Почему те стрелки дороги? - потому они дороги, что в ушах поставлено по
тирону, по каменю, по дорогу самоцветному, а и еще у тех стрелок подле ушей
перевивано аравитским золотом. Ездит Дюк подле синя моря и стреляет гусей,
белых лебедей, перелетных серых малых уточек; он днем стреляет, в ночи те
стрелки собирает: как днем-то тех стрелочек не видети, а в ночи те стрелки
что свечи горят - свечи теплются воска ярого: потому они, стрелки, дороги.
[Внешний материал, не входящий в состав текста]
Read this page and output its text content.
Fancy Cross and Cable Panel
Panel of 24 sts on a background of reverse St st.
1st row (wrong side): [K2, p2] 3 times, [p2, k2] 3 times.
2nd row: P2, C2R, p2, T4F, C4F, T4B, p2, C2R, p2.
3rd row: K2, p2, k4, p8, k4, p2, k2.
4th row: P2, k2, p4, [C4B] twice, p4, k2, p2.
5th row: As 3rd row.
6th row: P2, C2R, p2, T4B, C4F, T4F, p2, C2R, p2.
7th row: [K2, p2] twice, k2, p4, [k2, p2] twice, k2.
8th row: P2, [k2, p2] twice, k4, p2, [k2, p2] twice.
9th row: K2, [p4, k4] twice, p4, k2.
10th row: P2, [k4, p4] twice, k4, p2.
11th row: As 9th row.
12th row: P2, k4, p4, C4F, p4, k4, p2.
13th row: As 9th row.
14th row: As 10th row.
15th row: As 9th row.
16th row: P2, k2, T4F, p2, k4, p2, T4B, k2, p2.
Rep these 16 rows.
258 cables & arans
Когда Дюк вошел во гридню Владимирову, все гости скочили с мест на резвы
ноги: смотрят на Дюка - сами дивуются. Пошло пированье и столованье. Дюк с
теми князи и боярами откушал калачики крупичаты - он верхшо корочку
отламывает, а нижню корочку прочь откидывает. А во Киеве был щастлив добре
как бы молодой Чурила, сын Пленкович - _оговорил_ он Дюка Степановича: "Что
ты, Дюк, чем чванишься? - верхню корочку отламываешь, а нижнюю прочь
откладываешь". Говорил Дюк Степанович: "Ой ты, ой еси, Владимир-князь! в том
ты у меня не прогневайся - печки у тебя биты глиняны, а подики кирпичные, а
помелечко мочальное в лохань обмакивают; а у меня, Дюка Степановича, у моей
сударыни матушки, печки были муравлены, а подики медные, помелечко шелковое
в сыту медвяную обмакивают; калачик съешь - больше хочется".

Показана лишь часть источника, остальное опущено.